At the beginning of the 20th century, the edifice of physics was largely built, with the exception of two clouds overhead; In contrast, artificial intelligence can be said to be still in the lead clouds, snow filled the long night, people can only vaguely see a little moonlight in the dark clouds overhead. We’ve just been in the dark too long to get used to seeing light — the sun’s not up yet.

However, the first thing that is basically certain is that the future world is bound to be a world of cooperation and gradual integration of human and machine. In just ten years, we have been inseparable from computers and mobile phones. In the future, if there are artificial intelligence products with stronger memory, faster reasoning and more accurate prediction, which can help humans see farther and hear more clearly, people will be eager to use them and make better products on this basis. Imagine a chip in your brain that could double your reaction time. Who would say no? No one can resist such a tide.

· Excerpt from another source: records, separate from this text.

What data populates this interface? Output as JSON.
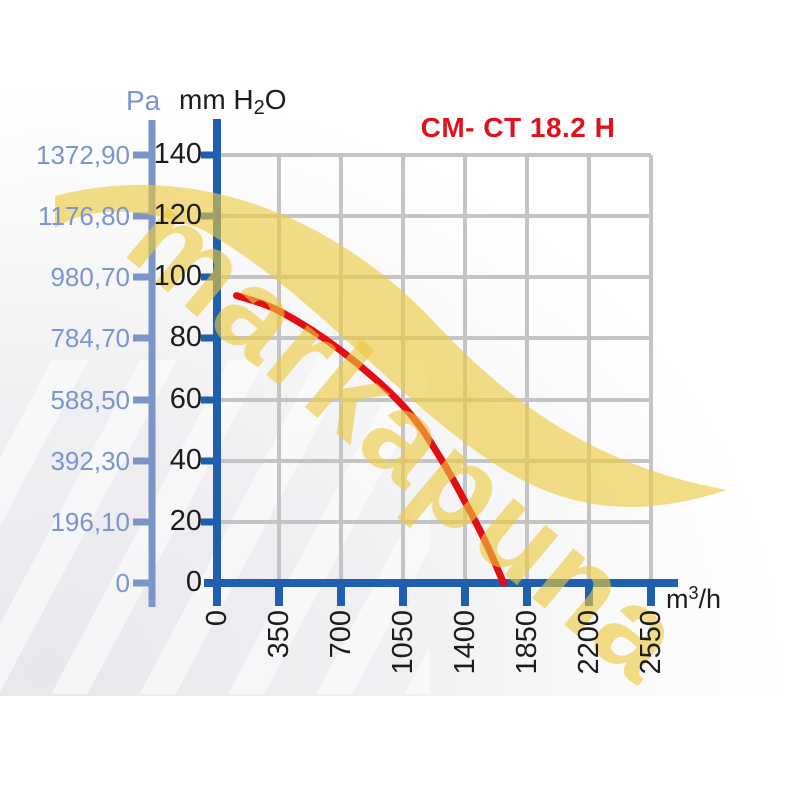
{
  "title": {
    "text": "CM- CT 18.2 H"
  },
  "axes": {
    "pa": {
      "header": "Pa",
      "labels": [
        "1372,90",
        "1176,80",
        "980,70",
        "784,70",
        "588,50",
        "392,30",
        "196,10",
        "0"
      ]
    },
    "mm": {
      "header_pre": "mm H",
      "header_sub": "2",
      "header_post": "O",
      "labels": [
        "140",
        "120",
        "100",
        "80",
        "60",
        "40",
        "20",
        "0"
      ]
    },
    "x": {
      "labels": [
        "0",
        "350",
        "700",
        "1050",
        "1400",
        "1850",
        "2200",
        "2550"
      ],
      "unit_pre": "m",
      "unit_sup": "3",
      "unit_post": "/h"
    }
  },
  "watermark": {
    "text": "markapuna"
  },
  "colors": {
    "axis_main": "#1f5fae",
    "axis_pa": "#7b95c9",
    "grid": "#c4c4c6",
    "curve": "#e30d13",
    "title": "#e2111c",
    "watermark": "#ecc83c",
    "label_pa": "#7b95ce",
    "label_dark": "#1c1c1c"
  },
  "chart_data": {
    "type": "line",
    "title": "CM- CT 18.2 H",
    "x_unit": "m³/h",
    "y_unit_left": "Pa",
    "y_unit_right": "mm H2O",
    "x_ticks": [
      0,
      350,
      700,
      1050,
      1400,
      1850,
      2200,
      2550
    ],
    "y_ticks_mm_h2o": [
      0,
      20,
      40,
      60,
      80,
      100,
      120,
      140
    ],
    "y_ticks_pa": [
      0,
      196.1,
      392.3,
      588.5,
      784.7,
      980.7,
      1176.8,
      1372.9
    ],
    "ylim_mm_h2o": [
      0,
      140
    ],
    "grid": true,
    "legend": "none",
    "series": [
      {
        "name": "CM- CT 18.2 H",
        "color": "#e30d13",
        "points": [
          {
            "x": 110,
            "y": 94
          },
          {
            "x": 350,
            "y": 89
          },
          {
            "x": 700,
            "y": 76
          },
          {
            "x": 1050,
            "y": 58
          },
          {
            "x": 1260,
            "y": 41
          },
          {
            "x": 1510,
            "y": 17
          },
          {
            "x": 1680,
            "y": 0
          }
        ]
      }
    ]
  }
}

So instead of being afraid, fit in. Artificial intelligence you don’t do, I don’t do, someone always do, and do it, there will be a great competitive advantage. The advertising system based on machine learning is already like this — written program, lying can make money, and people have to do is how to improve it. This and the traditional industry needs to be maintained to have a stable profit margin compared, is already a high realm. In the future, when AI gets better, it can automatically improve the algorithm, which is another level. And it’s not hundreds of years away. It’s happening right now. The train of history is speeding forward. Before, it might have trotted along, but later it could only hitch a ride.

Finally, I don’t think people need to fear machines, because machines need people. The real world implies a future that cannot be accurately predicted, complex connections that are intertwined, an unimaginably large space for action, and billions upon billions of coherent goals and meanings. Go’s balance of states far exceeds the total number of atoms in the universe, yet it is nothing more than a coffee table in the backyard, a few stones on a warm spring day, and a sip of tea drifting in the wind.

In the behemoth of the real world, machines and people will inevitably go hand in hand.